敗戦国の花嫁 ー愛してはいけない人を愛してしまった

56 封じたはずの力

 男の子の浅い呼吸音が聞こえた。
 かろうじて生きている証に、ユリアは息を詰める。

 ――間に合う。

 そう思った瞬間、胸の奥で、ずっと封じてきたものが小さく軋んだ。
 ユリアは目を閉じたまま、自分の掌を男の子へと向けた。
 久々に力を使うと思うと、緊張で指先がわずかに震える。

 兄に力の使用を禁じられてから、ユリアはその力を封じて生きてきた。
 一度も使わないと決めていた。
 禁じられただけでなく、自分でもそうすべきだと信じていたからだ。
 それでも――力を使うことに迷いはなかった。
 どうしても、この男の子を見捨てることだけはできなかった。
 ユリアは深く息を吸い、目を閉じたまま掌に力を込めた。
 祈るように、縋るように。
 すると男の子の全身を覆っていた火傷が、みるみるうちに塞がっていった。
 クリックは、跡形もなく消えた火傷を、言葉を失ったまま見つめていた。
 
 ユリアがゆっくりと目を開けると、傷は完全に消えていた。
 あまりにも綺麗に、何もなかったかのように。

 ――……?

 一瞬、違和感がよぎる。
 だが、それよりも――。

「お姉ちゃん?」

 男の子の目が、ゆっくりと開かれた。
 その声を聞いた瞬間、ユリアの胸に張りつめていたものが一気にほどけ、思わず男の子を抱きしめた。

「僕……お父さんのブレスレットを取りに行ってたら逃げ遅れちゃって……。お姉ちゃんが助けてくれたんだね」

 男の子は、自分のポケットからすすだらけになったブレスレットを取り出し、ぎゅっと握りしめたままユリアに見せた。

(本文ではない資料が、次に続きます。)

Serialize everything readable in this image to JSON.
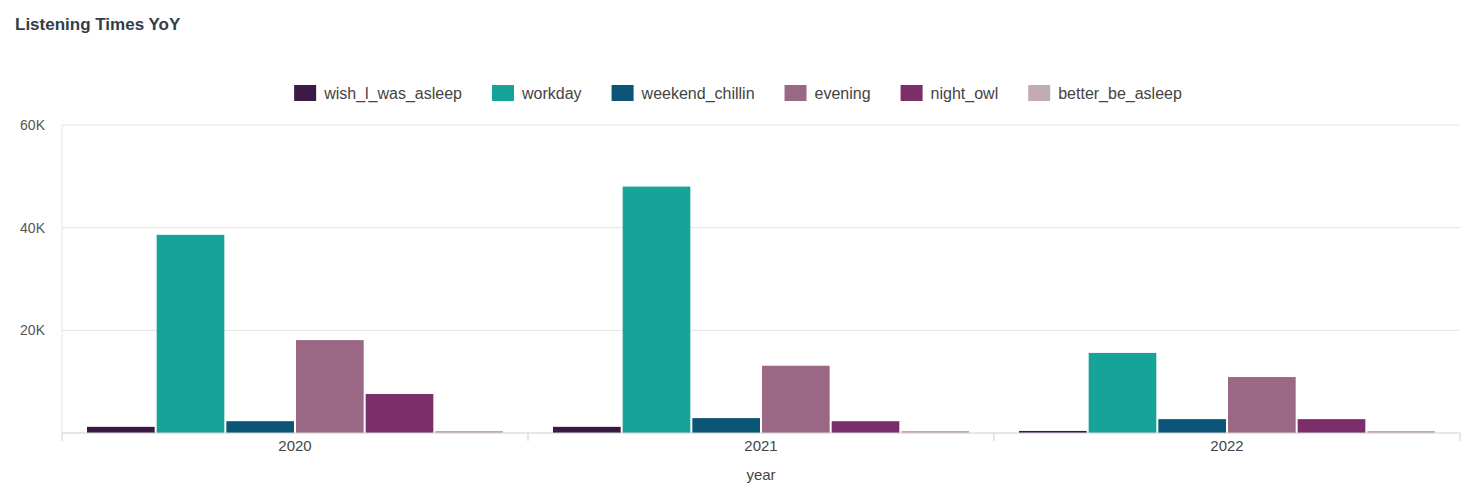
{
  "chart_data": {
    "type": "bar",
    "title": "Listening Times YoY",
    "x_label": "year",
    "categories": [
      "2020",
      "2021",
      "2022"
    ],
    "series": [
      {
        "name": "wish_l_was_asleep",
        "color": "#3a1a44",
        "values": [
          1200,
          1200,
          400
        ]
      },
      {
        "name": "workday",
        "color": "#17a498",
        "values": [
          38600,
          48000,
          15600
        ]
      },
      {
        "name": "weekend_chillin",
        "color": "#0b5577",
        "values": [
          2300,
          2900,
          2700
        ]
      },
      {
        "name": "evening",
        "color": "#9a6885",
        "values": [
          18100,
          13100,
          10900
        ]
      },
      {
        "name": "night_owl",
        "color": "#7b2e6a",
        "values": [
          7600,
          2300,
          2700
        ]
      },
      {
        "name": "better_be_asleep",
        "color": "#c1aab5",
        "values": [
          400,
          400,
          400
        ]
      }
    ],
    "ylim": [
      0,
      60000
    ],
    "yticks": [
      {
        "value": 20000,
        "label": "20K"
      },
      {
        "value": 40000,
        "label": "40K"
      },
      {
        "value": 60000,
        "label": "60K"
      }
    ],
    "grid": true,
    "legend": "top"
  }
}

「あなたのお父さんも無事だから、心配いらないわ。すぐ連れてくるわね」

 ユリアはそう言って立ち上がろうとした。
 だが、その瞬間、視界がふっと揺らいだ。

「……っ」

 グラリと身体が傾き、咄嗟にクリックが支える。

「ユリア様?」
「……大丈夫です。少し、ふらついただけで……」

 一瞬のことだった。
 だが胸の奥に、わずかな違和感が残った。